= TA cloning =

TA cloning (also known as rapid cloning or T cloning) is a subcloning technique that avoids the use of restriction enzymes and is easier and quicker than traditional subcloning. The technique relies on the ability of adenine (A) and thymine (T) (complementary basepairs) on different DNA fragments to hybridize and, in the presence of ligase, become ligated together. PCR products are usually amplified using Taq DNA polymerase which preferentially adds an adenine to the 3' end of the product.
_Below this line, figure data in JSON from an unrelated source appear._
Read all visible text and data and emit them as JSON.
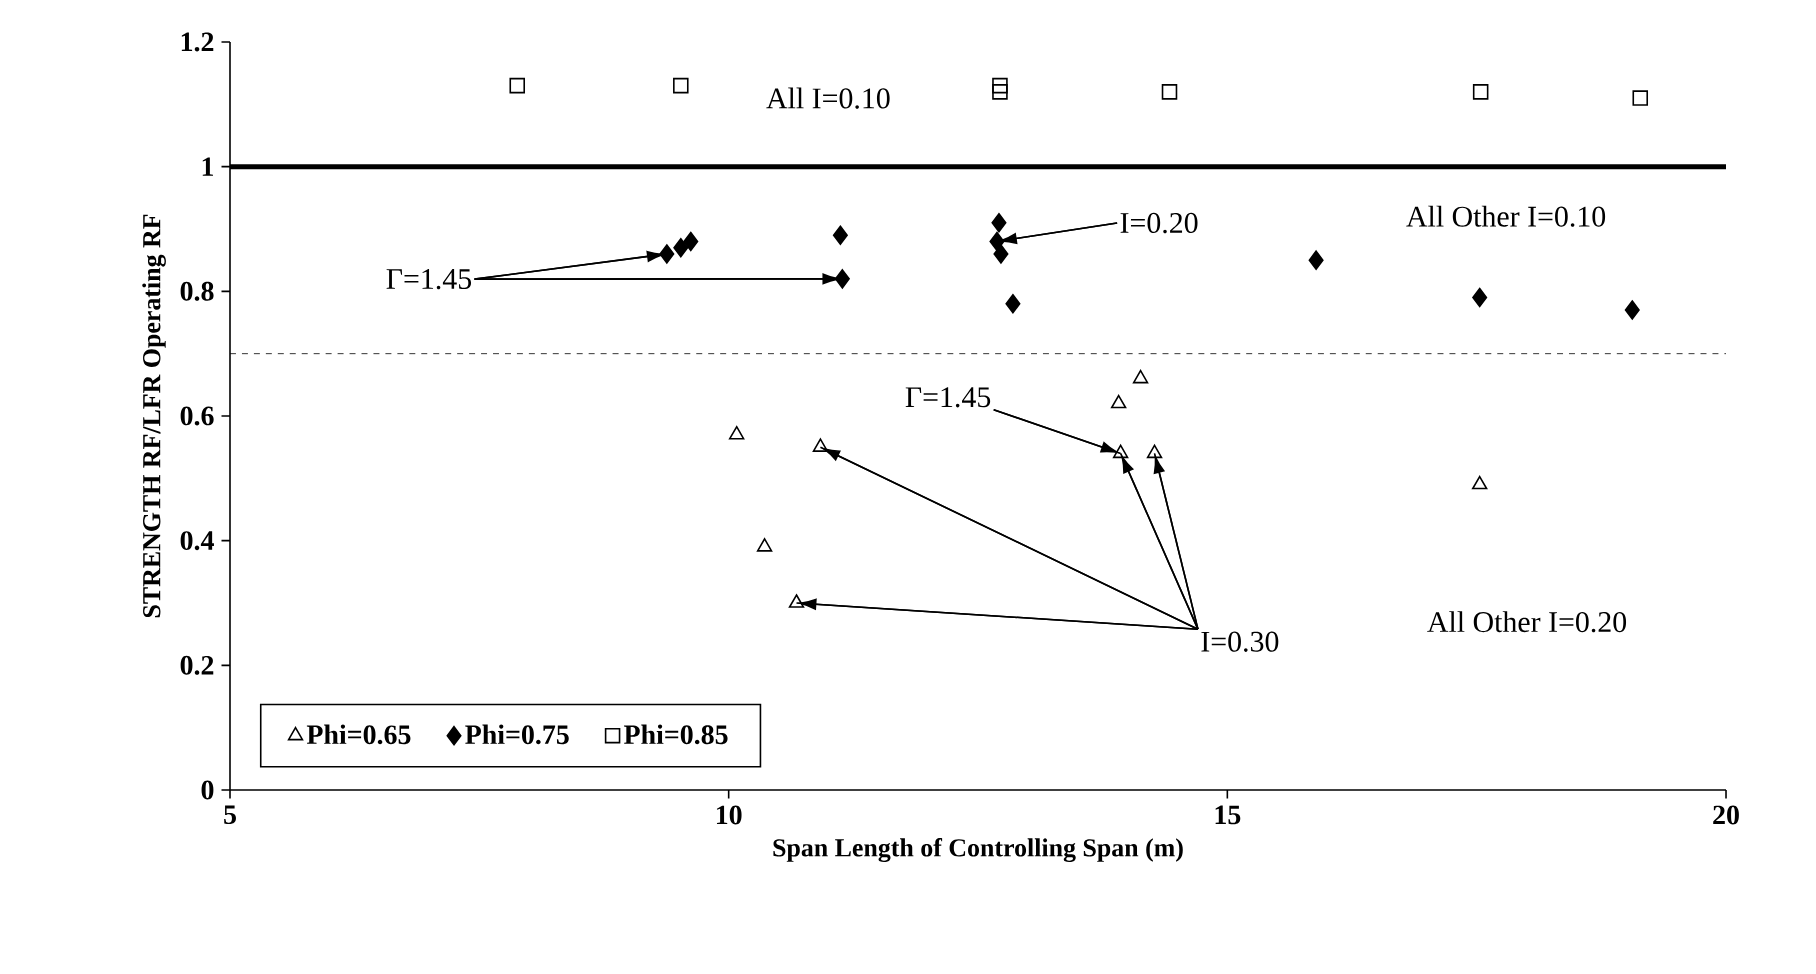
{
  "chart_data": {
    "type": "scatter",
    "xlabel": "Span Length of Controlling Span (m)",
    "ylabel": "STRENGTH RF/LFR Operating RF",
    "xlim": [
      5,
      20
    ],
    "xticks": [
      5,
      10,
      15,
      20
    ],
    "ylim": [
      0,
      1.2
    ],
    "yticks": [
      0,
      0.2,
      0.4,
      0.6,
      0.8,
      1,
      1.2
    ],
    "grid": false,
    "legend": "bottom left",
    "series": [
      {
        "name": "Phi=0.65",
        "color": "#000000",
        "marker": "triangle",
        "x": [
          10.08,
          10.36,
          10.68,
          10.92,
          13.91,
          13.93,
          14.13,
          14.27,
          17.53
        ],
        "values": [
          0.57,
          0.39,
          0.3,
          0.55,
          0.62,
          0.54,
          0.66,
          0.54,
          0.49
        ]
      },
      {
        "name": "Phi=0.75",
        "color": "#000000",
        "marker": "diamond",
        "x": [
          9.38,
          9.52,
          9.62,
          11.12,
          11.14,
          12.69,
          12.71,
          12.73,
          12.85,
          15.89,
          17.53,
          19.06
        ],
        "values": [
          0.86,
          0.87,
          0.88,
          0.89,
          0.82,
          0.88,
          0.91,
          0.86,
          0.78,
          0.85,
          0.79,
          0.77
        ]
      },
      {
        "name": "Phi=0.85",
        "color": "#000000",
        "marker": "square",
        "x": [
          7.88,
          9.52,
          12.72,
          12.72,
          14.42,
          17.54,
          19.14
        ],
        "values": [
          1.13,
          1.13,
          1.13,
          1.12,
          1.12,
          1.12,
          1.11
        ]
      }
    ],
    "ref_lines": [
      {
        "axis": "y",
        "value": 1,
        "line_style": "solid"
      },
      {
        "axis": "y",
        "value": 0.7,
        "line_style": "dashed"
      }
    ],
    "annotations": [
      "All I=0.10",
      "All Other I=0.10",
      {
        "text": "I=0.20",
        "x": 12.69,
        "y": 0.88
      },
      {
        "text": "Γ=1.45",
        "x": 9.38,
        "y": 0.86
      },
      {
        "text": "Γ=1.45",
        "x": 13.93,
        "y": 0.54
      },
      {
        "text": "I=0.30",
        "x": 10.68,
        "y": 0.3
      },
      "All Other I=0.20"
    ]
  }
}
Such PCR amplified inserts are cloned into linearized vectors that have complementary 3' thymine overhangs.

==Procedure==

Diagram of TA Cloning.

===Creating the insert===
The insert is created by PCR using Taq polymerase. This polymerase lacks 3' to 5' proofreading activity and, with a high probability, adds a single, 3'-adenine overhang to each end of the PCR product. It is best if the PCR primers have guanines at the 5' end as this maximizes probability of Taq DNA polymerase adding the terminal adenosine overhang. Thermostable polymerases containing extensive 3´ to 5´ exonuclease activity should not be used as they do not leave the 3´ adenine-overhangs.

===Creating the vector===
The target vector is linearized and cut with a blunt-end restriction enzyme. This vector is then tailed with dideoxythymidine triphosphate (ddTTP) using terminal transferase. It is important to use ddTTP to ensure the addition of only one T residue. This tailing leaves the vector with a single 3'-overhanging thymine residue on each blunt end. Manufacturers commonly sell TA Cloning "kits" with a wide range of prepared vectors that have already been linearized and tagged with an overhanging thymine.

==Benefits and drawbacks==
Given that there is no need for restriction enzymes other than for generating the linearized vector, the procedure is much simpler and faster than traditional subcloning. There is also no need to add restriction sites when designing primers and thus shorter primers can be used saving time and money. In addition, in instances where there are no viable restriction sites that can be used for traditional cloning, TA cloning is often used as an alternative. The major downside of TA cloning is that directional cloning is not possible, so the gene has a 50% chance of getting cloned in the reverse direction.